To further examine the accuracy of our research at the cellular level, we introduced single-cell RNA sequencing data for in-depth analysis. The incorporation of single-cell RNA sequencing data represents another key strength of this study. Single-cell analyses showed that S100A2 and S100A14 exhibited sparse but non-uniform expression across cell populations, underscoring the importance of cellular context in interpreting POAG-related transcriptomic findings. Prior single-cell studies have demonstrated substantial cellular heterogeneity in ocular tissues that cannot be resolved using bulk transcriptomic approaches alone [11].
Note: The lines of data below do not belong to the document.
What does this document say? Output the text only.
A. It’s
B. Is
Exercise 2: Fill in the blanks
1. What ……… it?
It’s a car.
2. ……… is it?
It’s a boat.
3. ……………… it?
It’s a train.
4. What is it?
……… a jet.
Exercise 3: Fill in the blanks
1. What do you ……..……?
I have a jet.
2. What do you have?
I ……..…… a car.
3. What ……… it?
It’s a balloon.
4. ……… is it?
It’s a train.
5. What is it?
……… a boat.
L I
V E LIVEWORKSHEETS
By validating bulk transcriptomic findings at single-cell resolution, our study mitigates the confounding effect of cell composition changes and supports the biological relevance of the identified biomarkers.

As a preliminary exploratory step, the identification of S100A2 and S100A14 as candidate diagnostic biomarkers may inform future assay development, pending clinical validation for early disease detection or patient stratification. Moreover, drug–gene interaction analysis provides a preliminary framework for therapeutic exploration, aligning with recent efforts to repurpose existing drugs for glaucoma treatment [20].

However, multiple glaucoma-associated biomarkers have been reported previously, but routine POAG diagnosis still relies primarily on established clinical and imaging parameters. This is largely because most molecular biomarkers remain at the candidate stage and have not yet undergone sufficient prospective validation, assay standardization, or demonstration of incremental clinical value beyond existing diagnostic approaches.

The feasibility of the analytical framework is supported by the use of publicly available datasets and well-established computational tools, suggesting that this strategy can be readily applied to other ocular diseases.

Although the above analytical framework shows good application prospects, there are still some limitations of this study that deserve attention. First, it relies primarily on retrospective public datasets with a moderate sample size. Although an independent external cohort was used for validation, the machine learning analysis should be interpreted as an exploratory analysis for candidate biomarker prioritization rather than as a formal clinical validation. Larger prospective clinical cohorts are required to further assess generalizability and real-world utility. Second, lactylation-related associations were inferred computationally and were not experimentally validated at the protein modification level. Third, while single-cell analyses provided valuable validation, current datasets remain limited in sample size and tissue diversity, which may restrict resolution of disease heterogeneity.

Future studies incorporating experimental validation of lactylation events, functional assays in relevant ocular cell types, and longitudinal clinical cohorts will be essential to further elucidate the mechanistic and clinical relevance of S100A2 and S100A14 in POAG.

5. Conclusions

In conclusion, this study presents an integrative analytical framework linking transcriptomic remodeling, metabolic regulation, immune-related alterations, and machine learning-based classification analysis in POAG. By prioritizing S100A2 and S100A14 as lactylation-associated biomarkers, our findings provide new insights into the molecular heterogeneity of POAG and provide a basis for future mechanistic and validation studies.